STILL A NEED, NO LONGER A WAY
Hinojosa admitted it would have taken a couple of years to get his dream off the ground.
And it’s not clear neighborhood residents would have taken kindly to having a residential facility for troubled youth across the street.
Mission’s Planning and Zoning Director Sergio Zavala, who handled Hinojosa’s rejected business license application two years ago to sell the warehouse inventory, said the property’s zoning would likely permit such a facility, but he doubted community sentiments would favor having drug-addicted juvenile offenders — violent or not — so close to their homes.
A couple of neighbors, though, said they would probably have had no serious problems with Hinojosa’s plan.
Steve Baugus, who lives within a block of the warehouse and complained a year ago that the structure’s bad condition was hurting property values, said he didn’t think a boot camp and rehab center would pose any real risks or inconveniences.
Drug abuse in the Valley is a serious problem and needs to be addressed with such facilities, Baugus said.
“They’ve got to get help somehow,” he said. “At least somebody’s trying to do something for them.”
Adolf Braunstein, a junior at Mission High School who also lives within a block of the warehouse, agreed.
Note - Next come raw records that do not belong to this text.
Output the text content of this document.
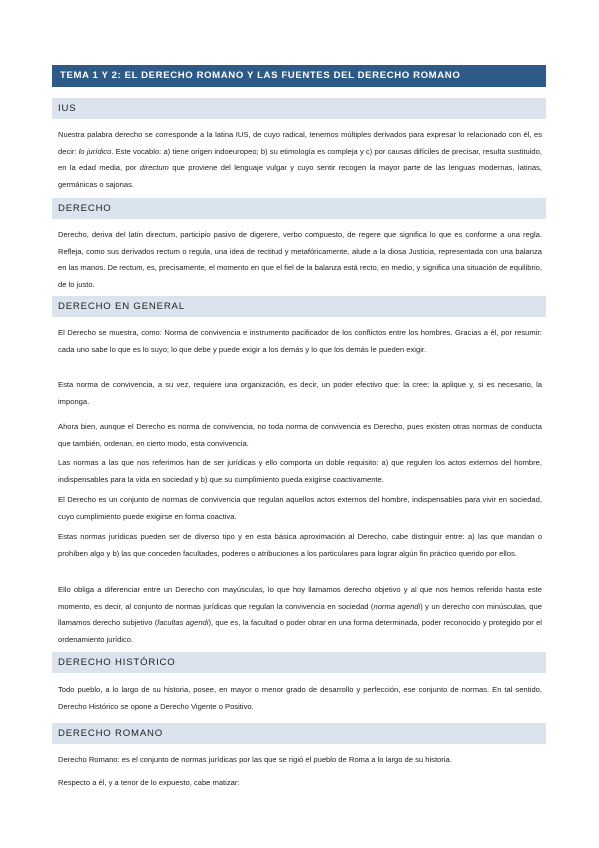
TEMA 1 Y 2: EL DERECHO ROMANO Y LAS FUENTES DEL DERECHO ROMANO
IUS

Nuestra palabra derecho se corresponde a la latina IUS, de cuyo radical, tenemos múltiples derivados para expresar lo relacionado con él, es decir: lo jurídico. Este vocablo: a) tiene origen indoeuropeo; b) su etimología es compleja y c) por causas difíciles de precisar, resulta sustituido, en la edad media, por directum que proviene del lenguaje vulgar y cuyo sentir recogen la mayor parte de las lenguas modernas, latinas, germánicas o sajonas.

DERECHO

Derecho, deriva del latín directum, participio pasivo de digerere, verbo compuesto, de regere que significa lo que es conforme a una regla. Refleja, como sus derivados rectum o regula, una idea de rectitud y metafóricamente, alude a la diosa Justicia, representada con una balanza en las manos. De rectum, es, precisamente, el momento en que el fiel de la balanza está recto, en medio, y significa una situación de equilibrio, de lo justo.

DERECHO EN GENERAL

El Derecho se muestra, como: Norma de convivencia e instrumento pacificador de los conflictos entre los hombres. Gracias a él, por resumir: cada uno sabe lo que es lo suyo; lo que debe y puede exigir a los demás y lo que los demás le pueden exigir.

Esta norma de convivencia, a su vez, requiere una organización, es decir, un poder efectivo que: la cree; la aplique y, si es necesario, la imponga.

Ahora bien, aunque el Derecho es norma de convivencia, no toda norma de convivencia es Derecho, pues existen otras normas de conducta que también, ordenan, en cierto modo, esta convivencia.

Las normas a las que nos referimos han de ser jurídicas y ello comporta un doble requisito: a) que regulen los actos externos del hombre, indispensables para la vida en sociedad y b) que su cumplimiento pueda exigirse coactivamente.

El Derecho es un conjunto de normas de convivencia que regulan aquellos actos externos del hombre, indispensables para vivir en sociedad, cuyo cumplimiento puede exigirse en forma coactiva.

Estas normas jurídicas pueden ser de diverso tipo y en esta básica aproximación al Derecho, cabe distinguir entre: a) las que mandan o prohíben algo y b) las que conceden facultades, poderes o atribuciones a los particulares para lograr algún fin práctico querido por ellos.

Ello obliga a diferenciar entre un Derecho con mayúsculas, lo que hoy llamamos derecho objetivo y al que nos hemos referido hasta este momento, es decir, al conjunto de normas jurídicas que regulan la convivencia en sociedad (norma agendi) y un derecho con minúsculas, que llamamos derecho subjetivo (facultas agendi), que es, la facultad o poder obrar en una forma determinada, poder reconocido y protegido por el ordenamiento jurídico.

DERECHO HISTÓRICO

Todo pueblo, a lo largo de su historia, posee, en mayor o menor grado de desarrollo y perfección, ese conjunto de normas. En tal sentido, Derecho Histórico se opone a Derecho Vigente o Positivo.

DERECHO ROMANO

Derecho Romano: es el conjunto de normas jurídicas por las que se rigió el pueblo de Roma a lo largo de su historia.

Respecto a él, y a tenor de lo expuesto, cabe matizar:
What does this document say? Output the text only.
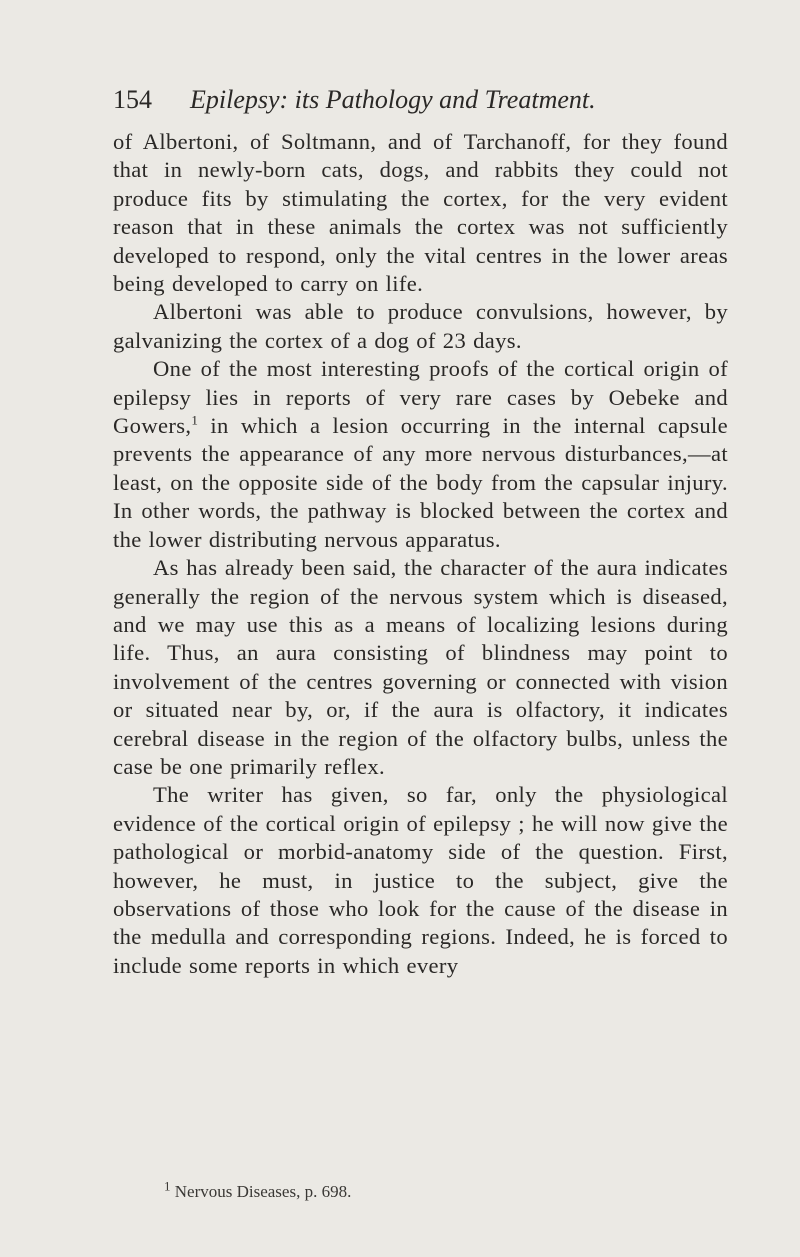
154 Epilepsy: its Pathology and Treatment.

of Albertoni, of Soltmann, and of Tarchanoff, for they found that in newly-born cats, dogs, and rabbits they could not produce fits by stimulating the cortex, for the very evident reason that in these animals the cortex was not sufficiently developed to respond, only the vital centres in the lower areas being developed to carry on life.

Albertoni was able to produce convulsions, however, by galvanizing the cortex of a dog of 23 days.

One of the most interesting proofs of the cortical origin of epilepsy lies in reports of very rare cases by Oebeke and Gowers,$^1$ in which a lesion occurring in the internal capsule prevents the appearance of any more nervous disturbances,—at least, on the opposite side of the body from the capsular injury. In other words, the pathway is blocked between the cortex and the lower distributing nervous apparatus.

As has already been said, the character of the aura indicates generally the region of the nervous system which is diseased, and we may use this as a means of localizing lesions during life. Thus, an aura consisting of blindness may point to involvement of the centres governing or connected with vision or situated near by, or, if the aura is olfactory, it indicates cerebral disease in the region of the olfactory bulbs, unless the case be one primarily reflex.

The writer has given, so far, only the physiological evidence of the cortical origin of epilepsy ; he will now give the pathological or morbid-anatomy side of the question. First, however, he must, in justice to the subject, give the observations of those who look for the cause of the disease in the medulla and corresponding regions. Indeed, he is forced to include some reports in which every

$^1$ Nervous Diseases, p. 698.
He said he knows “quite a few” kids at school who could use drug rehab.
Hinojosa doesn’t have hard numbers on local demand or waiting periods for rehab or boot camp services. But he knows his son, Johnny Jr., could have used yet another chance.
After pleading guilty to various charges in March 2005, Johnny Jr. spent a year at the Hidalgo County Adult Boot Camp in Edinburg. That straightened him out, but he eventually relapsed, going on another partying binge last November that led to him to skipping a parole check-in, Hinojosa says.
A judge sentenced Johnny Jr. to two years in prison in January, but good behavior could get him out of Newton County Correctional Center in East Texas by November, according to the Texas Department of Criminal Justice.
Hinojosa is hopeful for his son’s future but says there’s no telling. In the meantime, he has his hands full working out the details of the demolition with the EPA.
He recently took a series of pictures of the warehouse and arranged them in panoramic views on a whiteboard he had propped against a wall in his dining area Thursday.
Hinojosa says he wants to remember it — for all the trouble it caused him and all the potential he once believed it had.